Kerala celebrates Onam as a harvest festival. It commemorates the return of King Mahabali, a fictitious ruler of Kerala who was renowned for his generosity toward his subjects and who, according to legend, was banished to the underground after Lord Vamana requested 3 feet of land as well as the king decided to offer oneself for the third foot after the God had already measured the entire galaxy in his initial two feet.

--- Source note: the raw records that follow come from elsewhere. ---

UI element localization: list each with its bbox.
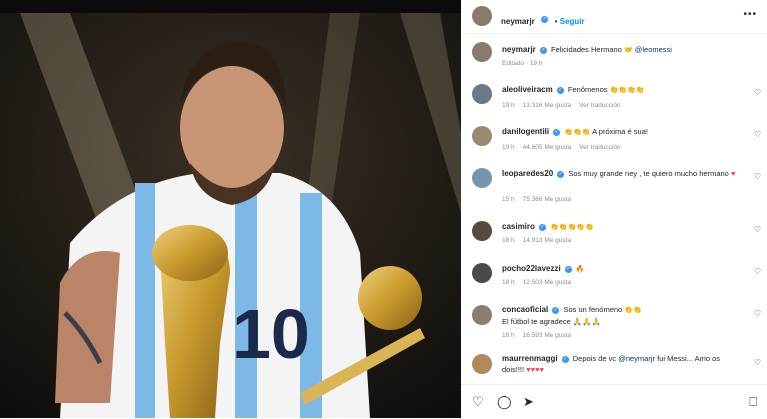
comment-time: 15 h xyxy=(502,196,515,203)
comment-likes[interactable]: 16.593 Me gusta xyxy=(523,332,571,339)
like-heart-icon[interactable]: ♡ xyxy=(754,267,761,276)
comment-username[interactable]: pocho22lavezzi xyxy=(502,264,561,273)
post-header: neymarjr ✓ • Seguir ••• xyxy=(461,0,767,34)
share-icon[interactable]: ➤ xyxy=(523,394,534,410)
commenter-avatar[interactable] xyxy=(472,305,492,325)
comment-text: Sos muy grande ney , te quiero mucho her… xyxy=(568,169,729,178)
heart-icon[interactable]: ♡ xyxy=(472,394,484,410)
comment-username[interactable]: leoparedes20 xyxy=(502,169,553,178)
comment-likes[interactable]: 75.366 Me gusta xyxy=(523,196,571,203)
commenter-avatar[interactable] xyxy=(472,168,492,188)
commenter-avatar[interactable] xyxy=(472,84,492,104)
comment-text-line2: El fútbol te agradece 🙏🙏🙏 xyxy=(502,317,601,326)
comment-likes[interactable]: 12.503 Me gusta xyxy=(523,279,571,286)
translate-link[interactable]: Ver traducción xyxy=(579,102,621,109)
action-bar: ♡ ◯ ➤ ⎕ xyxy=(461,384,767,419)
red-hearts-icon: ♥♥♥♥ xyxy=(526,365,544,374)
verified-icon: ✓ xyxy=(556,86,564,94)
comments-panel: neymarjr ✓ • Seguir ••• neymarjr ✓ Felic… xyxy=(461,0,767,418)
follow-button[interactable]: Seguir xyxy=(560,17,585,26)
caption-text: Felicidades Hermano xyxy=(550,45,622,54)
like-heart-icon[interactable]: ♡ xyxy=(754,172,761,181)
commenter-avatar[interactable] xyxy=(472,221,492,241)
author-avatar[interactable] xyxy=(472,6,492,26)
author-username[interactable]: neymarjr xyxy=(501,17,535,26)
comment-likes[interactable]: 13.316 Me gusta xyxy=(523,102,571,109)
comment-time: 18 h xyxy=(502,237,515,244)
comment-username[interactable]: maurrenmaggi xyxy=(502,354,558,363)
comment-emoji: 👏👏 xyxy=(624,307,642,314)
comment-likes[interactable]: 14.913 Me gusta xyxy=(523,237,571,244)
red-heart-icon: ♥ xyxy=(730,169,736,178)
pray-icon: 🤝 xyxy=(623,47,633,54)
caption-username[interactable]: neymarjr xyxy=(502,45,536,54)
like-heart-icon[interactable]: ♡ xyxy=(754,130,761,139)
comment-username[interactable]: casimiro xyxy=(502,222,535,231)
comment-text: Fenômenos xyxy=(567,85,608,94)
save-icon[interactable]: ⎕ xyxy=(749,394,757,410)
comment-item: danilogentili ✓ 👏👏👏 A próxima é sua! 19 … xyxy=(461,124,767,156)
comment-emoji: 👏👏👏👏👏 xyxy=(550,224,594,231)
verified-icon: ✓ xyxy=(553,128,561,136)
comment-item: concaoficial ✓ Sos un fenómeno 👏👏 El fút… xyxy=(461,303,767,347)
caption-mention[interactable]: @leomessi xyxy=(635,45,672,54)
verified-icon: ✓ xyxy=(539,223,546,231)
translate-link[interactable]: Ver traducción xyxy=(579,144,621,151)
verified-icon: ✓ xyxy=(557,170,565,178)
comment-item: maurrenmaggi ✓ Depois de vc @neymarjr fu… xyxy=(461,352,767,382)
comment-text: A próxima é sua! xyxy=(592,127,648,136)
comment-icon[interactable]: ◯ xyxy=(497,394,512,410)
commenter-avatar[interactable] xyxy=(472,126,492,146)
verified-icon: ✓ xyxy=(564,265,572,273)
comment-emoji: 🔥 xyxy=(575,266,585,273)
caption-edited: Editado · 19 h xyxy=(502,60,543,67)
comment-item: leoparedes20 ✓ Sos muy grande ney , te q… xyxy=(461,166,767,210)
shirt-number: 10 xyxy=(232,295,310,373)
post-photo[interactable]: 10 xyxy=(0,13,461,418)
like-heart-icon[interactable]: ♡ xyxy=(754,309,761,318)
comment-time: 18 h xyxy=(502,332,515,339)
comment-time: 18 h xyxy=(502,279,515,286)
like-heart-icon[interactable]: ♡ xyxy=(754,358,761,367)
like-heart-icon[interactable]: ♡ xyxy=(754,88,761,97)
verified-icon: ✓ xyxy=(561,355,569,363)
commenter-avatar[interactable] xyxy=(472,354,492,374)
post-caption: neymarjr ✓ Felicidades Hermano 🤝 @leomes… xyxy=(461,40,767,70)
comment-text: Sos un fenómeno xyxy=(563,305,623,314)
verified-icon: ✓ xyxy=(539,46,547,54)
comment-mention[interactable]: @neymarjr xyxy=(618,354,655,363)
comment-likes[interactable]: 44.605 Me gusta xyxy=(523,144,571,151)
comment-text: Depois de vc xyxy=(572,354,617,363)
comment-time: 19 h xyxy=(502,102,515,109)
comment-username[interactable]: danilogentili xyxy=(502,127,549,136)
more-options-icon[interactable]: ••• xyxy=(743,9,757,20)
comment-item: pocho22lavezzi ✓ 🔥 18 h 12.503 Me gusta ♡ xyxy=(461,261,767,293)
comment-item: aleoliveiracm ✓ Fenômenos 👏👏👏👏 19 h 13.31… xyxy=(461,82,767,114)
comment-item: casimiro ✓ 👏👏👏👏👏 18 h 14.913 Me gusta ♡ xyxy=(461,219,767,251)
author-avatar-small[interactable] xyxy=(472,42,492,62)
verified-icon: ✓ xyxy=(552,306,560,314)
comment-emoji: 👏👏👏 xyxy=(564,129,591,136)
comment-username[interactable]: aleoliveiracm xyxy=(502,85,553,94)
comment-username[interactable]: concaoficial xyxy=(502,305,548,314)
comment-time: 19 h xyxy=(502,144,515,151)
commenter-avatar[interactable] xyxy=(472,263,492,283)
comment-emoji: 👏👏👏👏 xyxy=(609,87,645,94)
verified-icon: ✓ xyxy=(541,16,549,24)
like-heart-icon[interactable]: ♡ xyxy=(754,225,761,234)
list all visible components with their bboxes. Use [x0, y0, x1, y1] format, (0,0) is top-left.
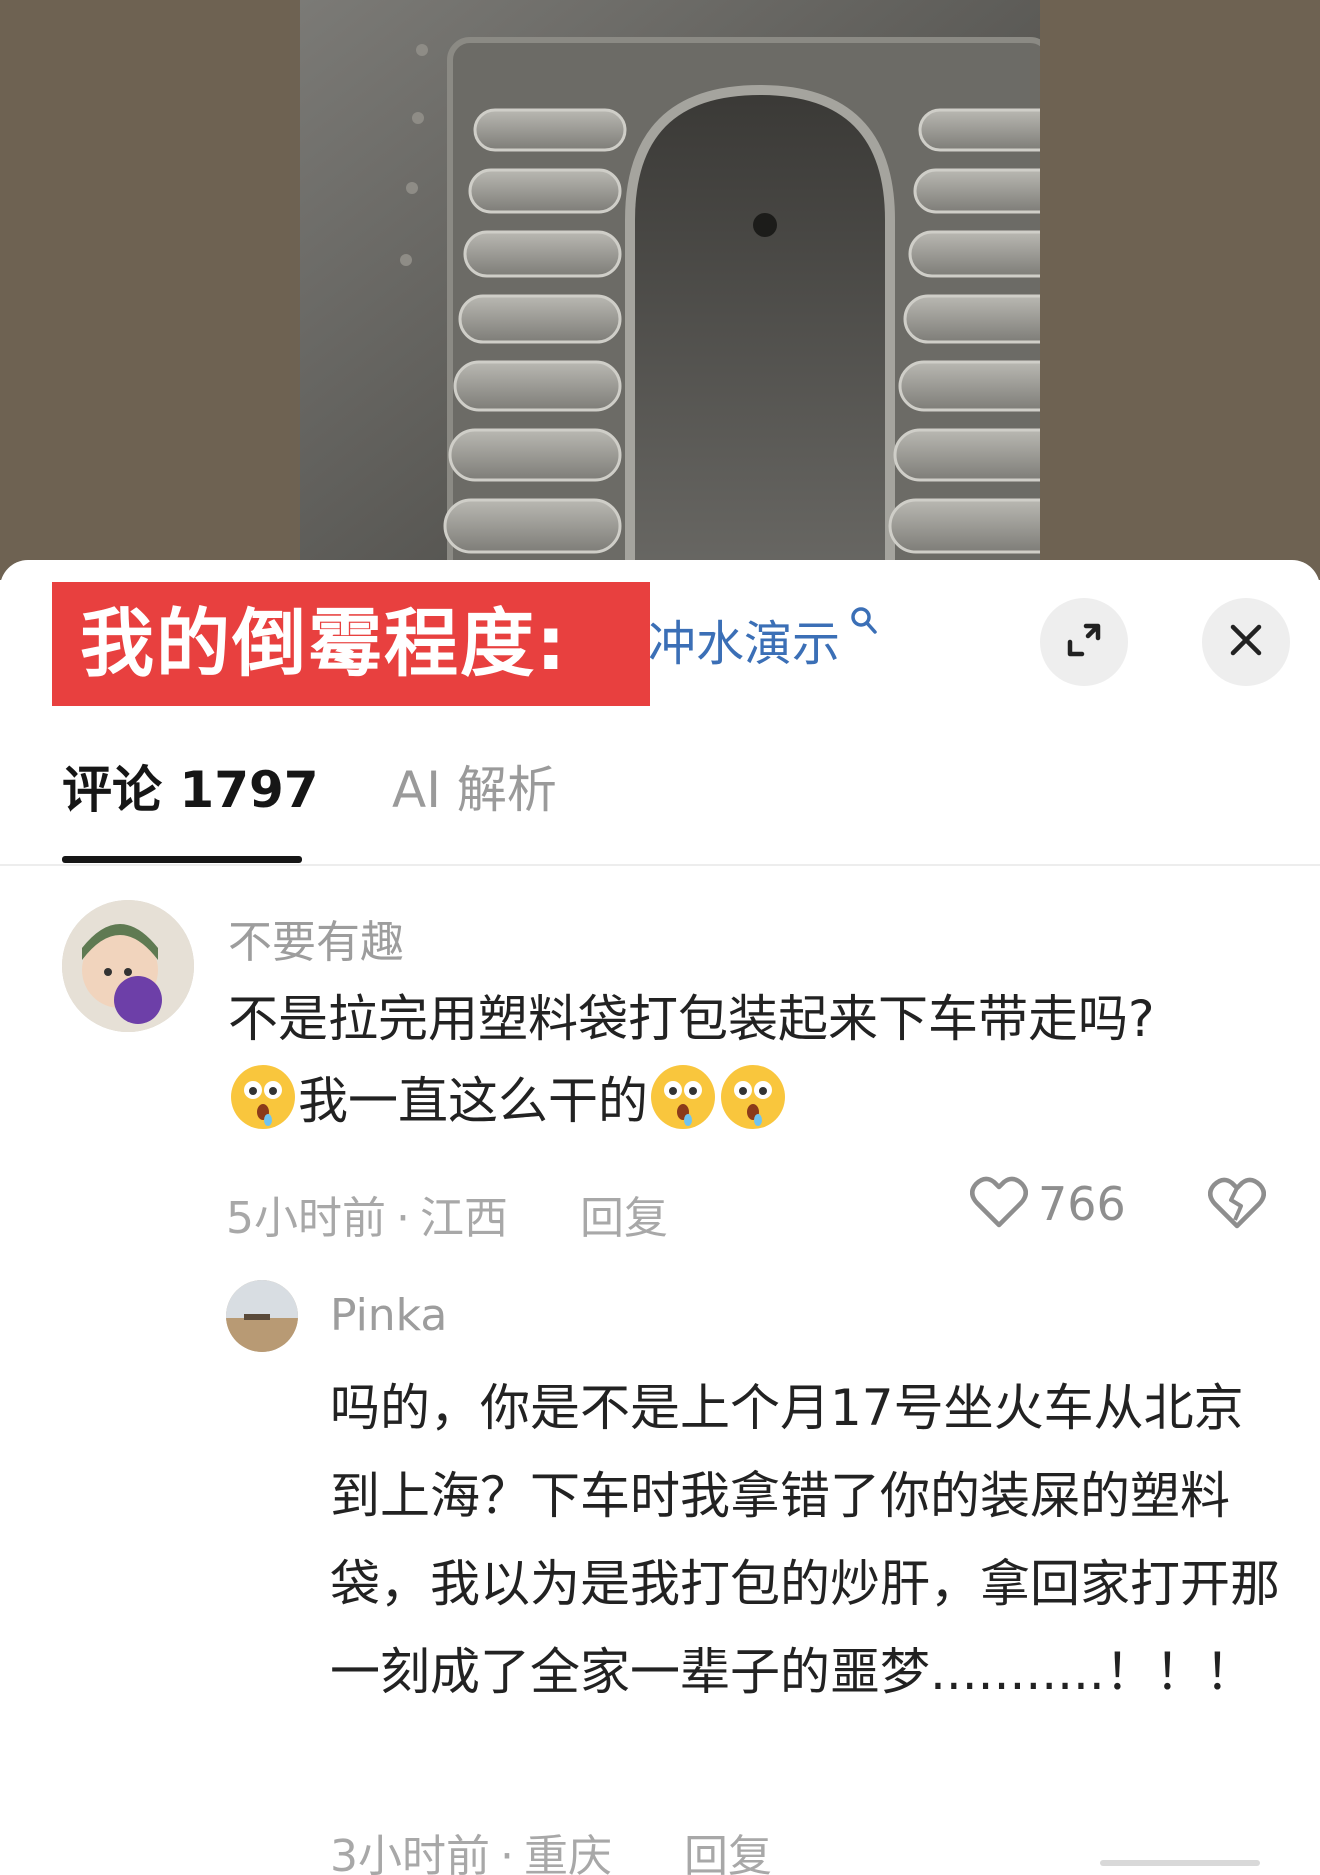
comment-time: 3小时前: [330, 1831, 490, 1875]
heart-icon: [970, 1175, 1028, 1233]
expand-button[interactable]: [1040, 598, 1128, 686]
comment-item: 不要有趣 不是拉完用塑料袋打包装起来下车带走吗? 我一直这么干的 5小时前 · 江西…: [0, 900, 1320, 1244]
drooling-face-emoji-icon: [648, 1062, 718, 1132]
dislike-button[interactable]: [1208, 1176, 1266, 1234]
broken-heart-icon: [1208, 1177, 1266, 1234]
comment-text: 吗的，你是不是上个月17号坐火车从北京到上海？下车时我拿错了你的装屎的塑料袋，我…: [330, 1379, 1280, 1701]
comment-location: 江西: [420, 1193, 508, 1244]
drooling-face-emoji-icon: [718, 1062, 788, 1132]
comment-text-line: 我一直这么干的: [228, 1060, 1268, 1142]
comment-username[interactable]: Pinka: [330, 1290, 447, 1341]
tab-comments[interactable]: 评论 1797: [62, 750, 319, 866]
scroll-indicator: [1100, 1860, 1260, 1866]
comment-text-inline: 我一直这么干的: [298, 1072, 648, 1130]
search-suggestion-text: 冲水演示: [648, 616, 841, 672]
reply-button[interactable]: 回复: [580, 1193, 668, 1244]
avatar[interactable]: [62, 900, 194, 1032]
tab-bar: 评论 1797 AI 解析: [0, 750, 1320, 866]
comment-text: 不是拉完用塑料袋打包装起来下车带走吗? 我一直这么干的: [228, 978, 1268, 1142]
comment-location: 重庆: [524, 1831, 612, 1875]
comment-text-line: 不是拉完用塑料袋打包装起来下车带走吗?: [228, 990, 1155, 1048]
meta-separator: ·: [396, 1193, 410, 1244]
toilet-photo: [300, 0, 1040, 580]
comment-time: 5小时前: [226, 1193, 386, 1244]
search-icon: [840, 607, 878, 644]
comment-meta: 3小时前 · 重庆 回复: [330, 1820, 772, 1875]
expand-icon: [1064, 620, 1104, 664]
tab-ai-analysis[interactable]: AI 解析: [392, 750, 557, 866]
like-count: 766: [1038, 1177, 1126, 1231]
like-button[interactable]: 766: [970, 1174, 1126, 1234]
comment-sheet: 冲水演示 我的倒霉程度: 评论 1797 AI 解析 不要有趣 不是拉完用塑料袋…: [0, 560, 1320, 1875]
meta-separator: ·: [500, 1831, 514, 1875]
close-icon: [1228, 622, 1264, 662]
video-background: [0, 0, 1320, 580]
overlay-caption-banner: 我的倒霉程度:: [52, 582, 650, 706]
close-button[interactable]: [1202, 598, 1290, 686]
active-tab-indicator: [62, 856, 302, 863]
sheet-header: 冲水演示 我的倒霉程度:: [0, 560, 1320, 710]
comment-meta: 5小时前 · 江西 回复: [226, 1182, 668, 1246]
search-suggestion-link[interactable]: 冲水演示: [648, 604, 878, 674]
reply-item: Pinka 吗的，你是不是上个月17号坐火车从北京到上海？下车时我拿错了你的装屎…: [0, 1280, 1320, 1875]
avatar[interactable]: [226, 1280, 298, 1352]
comment-username[interactable]: 不要有趣: [228, 906, 404, 970]
drooling-face-emoji-icon: [228, 1062, 298, 1132]
reply-button[interactable]: 回复: [684, 1831, 772, 1875]
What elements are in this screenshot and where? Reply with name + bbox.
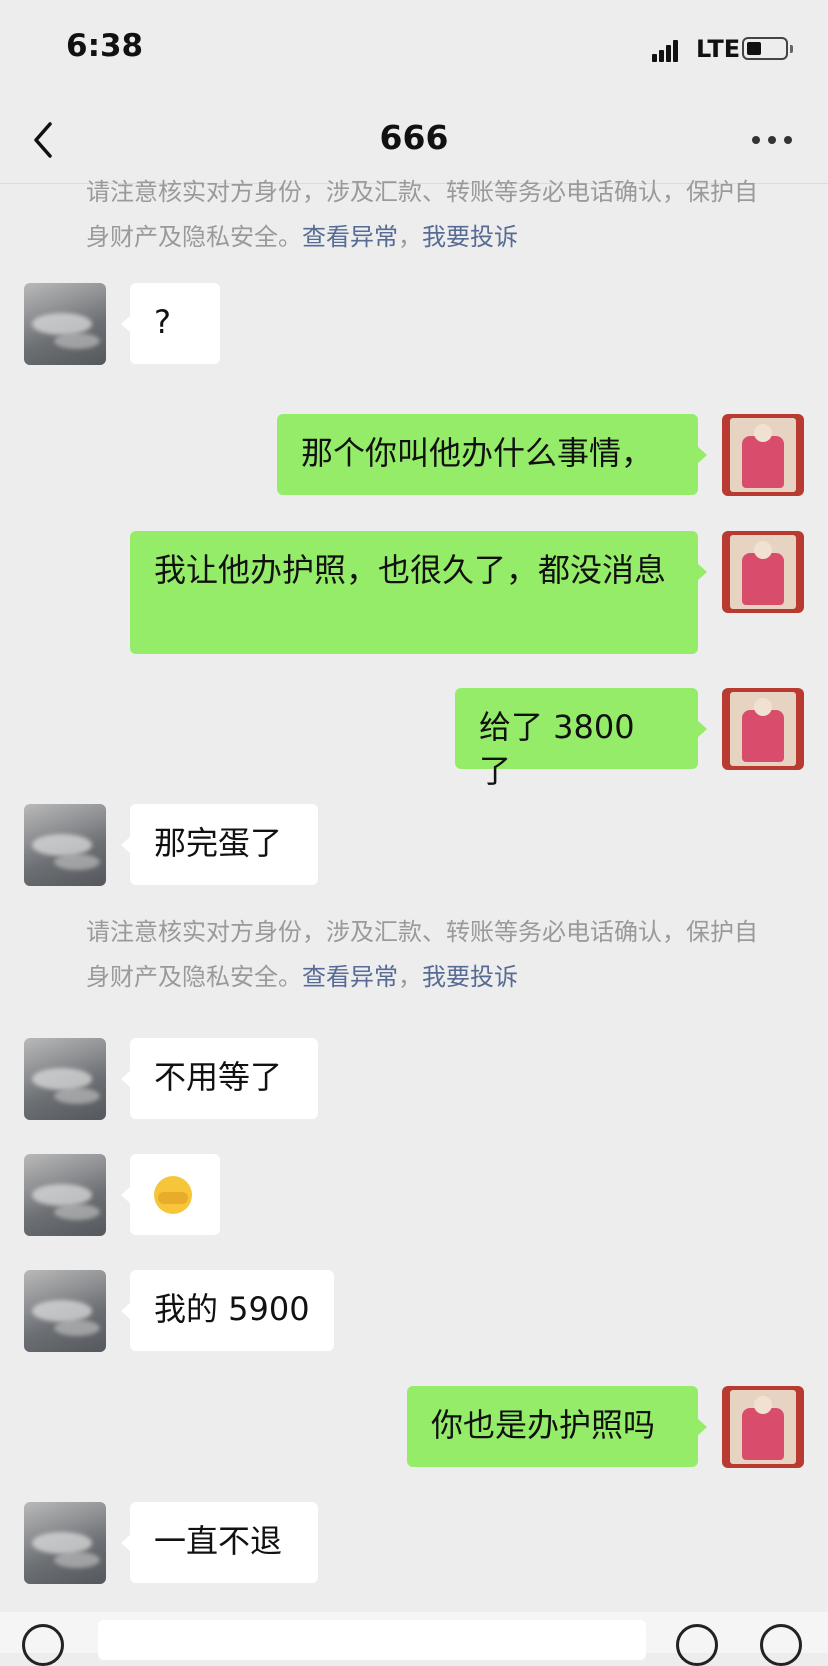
status-bar: 6:38 LTE	[0, 0, 828, 100]
report-link[interactable]: 我要投诉	[422, 223, 518, 251]
status-time: 6:38	[66, 28, 144, 64]
add-icon[interactable]	[760, 1624, 802, 1666]
contact-avatar[interactable]	[24, 283, 106, 365]
message-bubble-outgoing[interactable]: 给了 3800 了	[455, 688, 707, 790]
contact-avatar[interactable]	[24, 804, 106, 886]
my-avatar[interactable]	[722, 688, 804, 770]
message-bubble-incoming[interactable]	[121, 1154, 220, 1235]
my-avatar[interactable]	[722, 1386, 804, 1468]
facepalm-emoji-icon	[154, 1176, 192, 1214]
input-bar	[0, 1612, 828, 1666]
message-bubble-incoming[interactable]: 那完蛋了	[121, 804, 318, 885]
my-avatar[interactable]	[722, 414, 804, 496]
message-bubble-outgoing[interactable]: 你也是办护照吗	[407, 1386, 707, 1467]
my-avatar[interactable]	[722, 531, 804, 613]
contact-avatar[interactable]	[24, 1502, 106, 1584]
message-bubble-incoming[interactable]: 一直不退	[121, 1502, 318, 1583]
contact-avatar[interactable]	[24, 1154, 106, 1236]
message-bubble-incoming[interactable]: 我的 5900	[121, 1270, 334, 1351]
network-type: LTE	[696, 35, 741, 63]
chat-title: 666	[379, 118, 449, 157]
safety-notice: 请注意核实对方身份，涉及汇款、转账等务必电话确认，保护自身财产及隐私安全。查看异…	[86, 910, 766, 1000]
voice-icon[interactable]	[22, 1624, 64, 1666]
message-bubble-incoming[interactable]: ?	[121, 283, 220, 364]
view-anomaly-link[interactable]: 查看异常	[302, 223, 398, 251]
message-bubble-outgoing[interactable]: 我让他办护照，也很久了，都没消息	[130, 531, 707, 654]
message-input[interactable]	[98, 1620, 646, 1660]
notice-separator: ，	[398, 223, 422, 251]
view-anomaly-link[interactable]: 查看异常	[302, 963, 398, 991]
message-bubble-incoming[interactable]: 不用等了	[121, 1038, 318, 1119]
contact-avatar[interactable]	[24, 1038, 106, 1120]
message-bubble-outgoing[interactable]: 那个你叫他办什么事情，	[277, 414, 707, 495]
notice-separator: ，	[398, 963, 422, 991]
contact-avatar[interactable]	[24, 1270, 106, 1352]
battery-icon	[742, 37, 793, 60]
signal-icon	[652, 40, 682, 62]
more-options-button[interactable]	[752, 136, 792, 146]
safety-notice: 请注意核实对方身份，涉及汇款、转账等务必电话确认，保护自身财产及隐私安全。查看异…	[86, 170, 766, 260]
report-link[interactable]: 我要投诉	[422, 963, 518, 991]
emoji-icon[interactable]	[676, 1624, 718, 1666]
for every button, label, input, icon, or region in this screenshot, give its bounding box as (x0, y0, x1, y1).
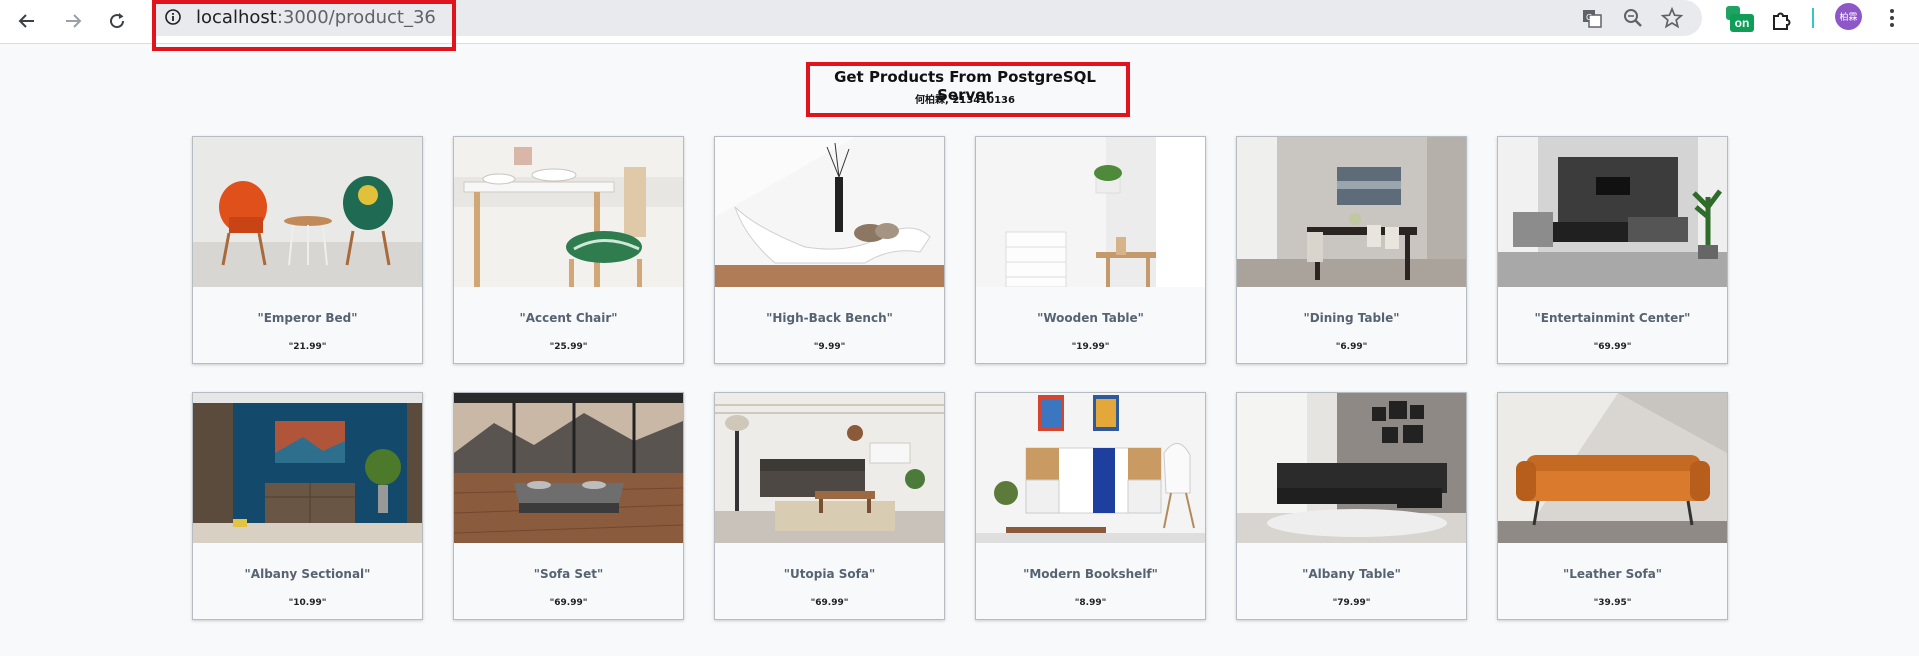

Thiru Onam, also known as the Tiru Onam, is the tenth and most significant day of the Onam celebrations. It is so named because this day constitutes the most important of all for the residents of Kerala. Lord Mahabali is known to visit his people on the ninth day. Extensive preparations are required to commemorate Thiru Onam in the most elegant manner possible. People offer special prayers early in the day to enlist divine favors. Women tidy up the home and add flowers to the flower mats in the front courtyard. It is to welcome the mythical king’s soul, who is so beloved by his subjects even centuries after his glorious reign.
#6 Raksha Bandhan
This holiday celebrates the bond between brother and sister. In front of the family on the festival day, a sister binds a rakhi around her brother’s wrist. In exchange, the brother vows to look after his sister and give her unique gifts. Raksha Bandhan has its origins in the time of the Gods and Goddesses. A well-known myth claims that Draupadi put a cloth around Lord Krishna’s wrist when he injured his finger while battling the demon Lord Shishupal. Krishna pledged to defend her in return.
#7 Jhulan Purnima
Another significant holiday is this one for Krishna devotees. The event honors the bond between Radha and Krishna and the romantic ardor of the monsoon season. Radha and Krishna idols are decorated for the celebration and hung from an elaborate swing. People go to temples and swing the gods while the priests recite kirtans and bhajans. On this day, temples perform special aartis.